As you can imagine, its claim to be the country’s geographical heart has been questioned over the years, but Bruère-Allichamps was the first French village to make such an assertion, and has several reasons for putting itself forward.
Having defeated Vercingetorix and the Gauls in 52BC, Roman legions chose to settle in Bruère, a strategic and central base that offered a plentiful water supply and a stone quarry for building temples, villas, an amphitheatre and stone monuments.
One of these relics was unearthed in 1757, having been used as part of a sarcophagus. This tall stone column topped with carvings was identified as a Roman milestone, then in 1799 was erected as a marker on the village crossroad. In 1950, the national cycle touring club added its own carved validation: ‘tradition designates this monument as the centre of France’.
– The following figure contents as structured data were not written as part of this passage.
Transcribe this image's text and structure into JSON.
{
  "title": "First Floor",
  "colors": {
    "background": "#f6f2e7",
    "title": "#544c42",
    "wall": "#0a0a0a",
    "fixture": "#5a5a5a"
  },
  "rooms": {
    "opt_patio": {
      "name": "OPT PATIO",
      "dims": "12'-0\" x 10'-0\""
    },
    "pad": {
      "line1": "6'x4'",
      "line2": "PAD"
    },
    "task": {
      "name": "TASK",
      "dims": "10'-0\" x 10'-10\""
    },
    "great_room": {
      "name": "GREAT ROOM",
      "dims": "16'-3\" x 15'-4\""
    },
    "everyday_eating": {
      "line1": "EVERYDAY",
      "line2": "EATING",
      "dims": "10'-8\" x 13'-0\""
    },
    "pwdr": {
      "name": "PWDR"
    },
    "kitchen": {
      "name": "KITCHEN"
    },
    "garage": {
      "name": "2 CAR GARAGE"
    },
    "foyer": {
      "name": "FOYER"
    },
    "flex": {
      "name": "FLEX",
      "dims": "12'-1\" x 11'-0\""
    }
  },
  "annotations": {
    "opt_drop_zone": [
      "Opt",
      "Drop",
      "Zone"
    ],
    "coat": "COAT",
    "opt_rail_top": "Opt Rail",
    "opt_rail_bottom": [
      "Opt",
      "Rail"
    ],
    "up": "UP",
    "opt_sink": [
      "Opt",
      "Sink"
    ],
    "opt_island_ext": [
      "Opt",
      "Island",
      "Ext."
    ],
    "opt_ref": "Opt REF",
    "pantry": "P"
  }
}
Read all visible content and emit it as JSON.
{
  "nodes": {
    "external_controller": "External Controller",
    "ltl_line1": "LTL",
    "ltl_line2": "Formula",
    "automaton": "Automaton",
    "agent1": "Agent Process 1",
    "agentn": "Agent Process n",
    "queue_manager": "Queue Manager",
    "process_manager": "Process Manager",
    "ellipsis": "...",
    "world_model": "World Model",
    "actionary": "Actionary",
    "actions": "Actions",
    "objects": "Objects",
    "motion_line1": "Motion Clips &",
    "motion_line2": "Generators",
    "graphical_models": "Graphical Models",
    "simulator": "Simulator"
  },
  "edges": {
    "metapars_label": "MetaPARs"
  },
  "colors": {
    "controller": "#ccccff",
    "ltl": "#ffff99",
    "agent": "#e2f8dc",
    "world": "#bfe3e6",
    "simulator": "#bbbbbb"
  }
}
So, this village of around 500 residents has seen itself as France’s ‘centre’ for over 200 years, a claim confirmed by early travel-guide writer Adolphe Joanne in the 1860s, but his calculations did not include Alsace and Moselle.
Determining France’s centre
In 1923, Larousse Mensuel Illustré published the findings of Professor E Bouant, who suspended a physical map to determine France’s centre, placing it in the village of Saulzais-le-Potier, a claim backed up by the astronomer and mathematician Abbé Théophile Moreux in 1947. Consequently, this village also displays a stone marking the centre of France.
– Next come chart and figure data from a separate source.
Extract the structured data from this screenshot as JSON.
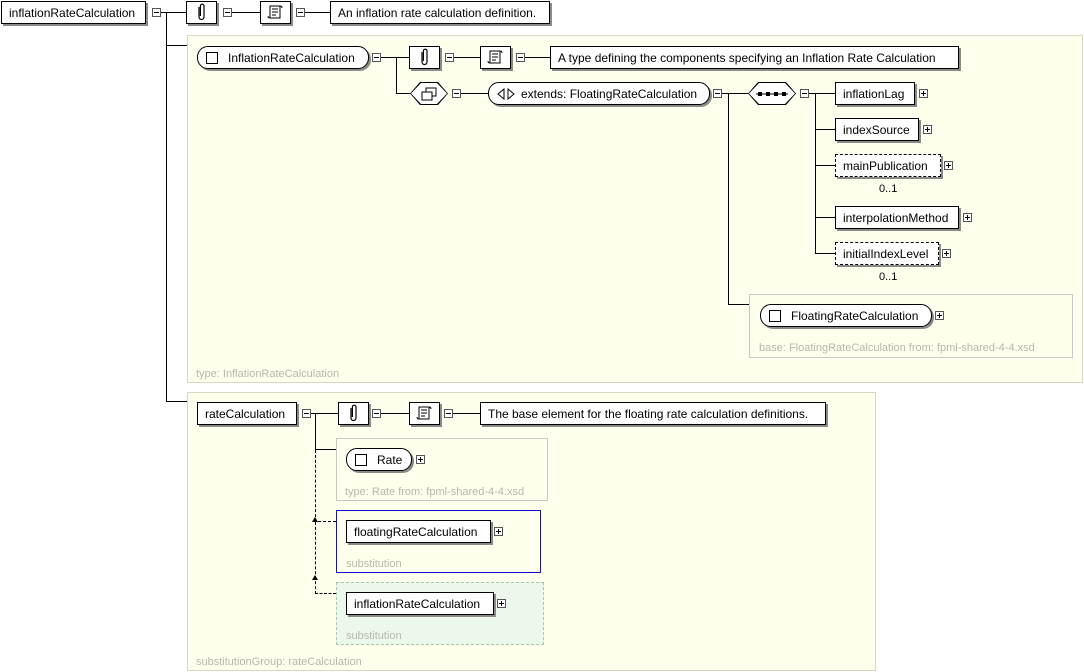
{
  "root": {
    "name": "inflationRateCalculation",
    "annotation": "An inflation rate calculation definition."
  },
  "type_panel": {
    "type_name": "InflationRateCalculation",
    "annotation": "A type defining the components specifying an Inflation Rate Calculation",
    "extends_label": "extends: FloatingRateCalculation",
    "footer": "type: InflationRateCalculation",
    "sequence": [
      {
        "name": "inflationLag",
        "occurs": ""
      },
      {
        "name": "indexSource",
        "occurs": ""
      },
      {
        "name": "mainPublication",
        "occurs": "0..1"
      },
      {
        "name": "interpolationMethod",
        "occurs": ""
      },
      {
        "name": "initialIndexLevel",
        "occurs": "0..1"
      }
    ],
    "base": {
      "name": "FloatingRateCalculation",
      "footer": "base: FloatingRateCalculation from: fpml-shared-4-4.xsd"
    }
  },
  "subst_panel": {
    "name": "rateCalculation",
    "annotation": "The base element for the floating rate calculation definitions.",
    "footer": "substitutionGroup: rateCalculation",
    "rate_type": {
      "name": "Rate",
      "footer": "type: Rate from: fpml-shared-4-4.xsd"
    },
    "substitutions": [
      {
        "name": "floatingRateCalculation",
        "footer": "substitution"
      },
      {
        "name": "inflationRateCalculation",
        "footer": "substitution"
      }
    ]
  },
  "colors": {
    "panel_bg": "#ffffee",
    "substitution_border": "#1010cc",
    "substitution_alt_bg": "#ecf8ec",
    "muted_text": "#b8b8a8"
  }
}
Of course, the story does not end there. In 1966, mining engineer Georges Dumont identified Vesdun as the centre, and when France’s national geographic institute IGN was finally called upon to resolve this debate, they also named Vesdun. This would seem to clear up the matter, as long as you do not include Corsica or any of France’s other islands.
If you do, the centre turns out to be Nassigny, a village with fewer than 200 inhabitants.
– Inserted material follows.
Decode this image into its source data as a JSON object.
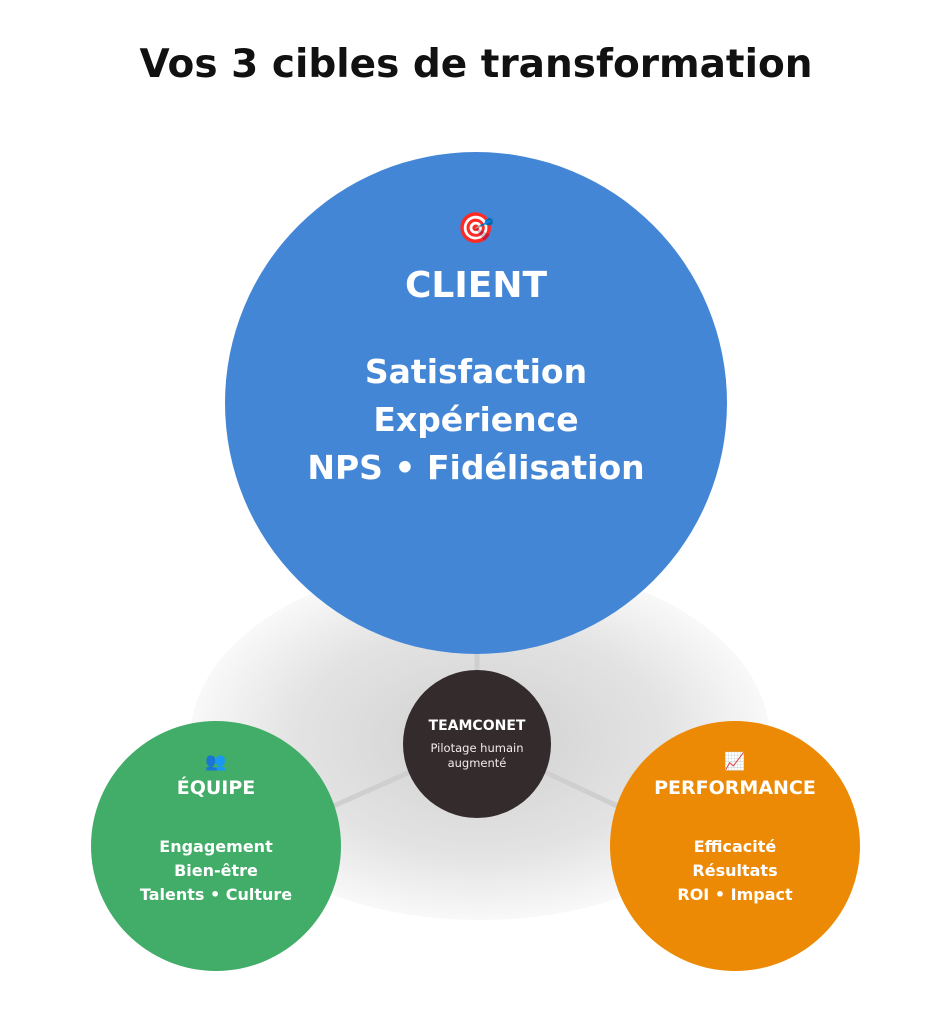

Whatever your own conclusions, for the sake of simplicity, emotion and history, we seem bound to return to Bruère-Allichamps as the centre of France: it has the advantage of being the first to take on the role, and it even has a Roman milestone marker to back up its claim, one that dates back a couple of millennia.
So is it worth making the detour to visit this very central village? What can you expect to see?
After the obligatory tour around the Roman column and a couple of commemorative photos, you should definitely stop off for a drink and a breather to ‘centre’ yourself, then take time to visit the Abbaye de Noirlac, a 12th-century Cistercian abbey (see picture above) that is said to be one of the most complete remaining examples of this type of medieval religious architecture.
History of the abbey
Bursting with Gothic features, the structure was sold during the French Revolution and used to manufacture porcelain in the 1800s. It was then bought by the Cher département in 1909 for complete restoration. Now open every day from February 1 to December 23, the abbey hosts workshops and cultural events, and invites visitors to explore its walkways, grounds, and cloisters that are reminiscent of a Harry Potter backdrop.
Quietly existing between Bourges and Montluçon, Bruère-Allichamps might not seem a likely tourist destination, yet it has a certain charm, and its abbey is certainly a bonus for curious visitors.
Whether or not you agree that it is the true geographical centre of France, this little village seems to enjoy its claim to fame, and its history of welcoming visitors is certainly well established.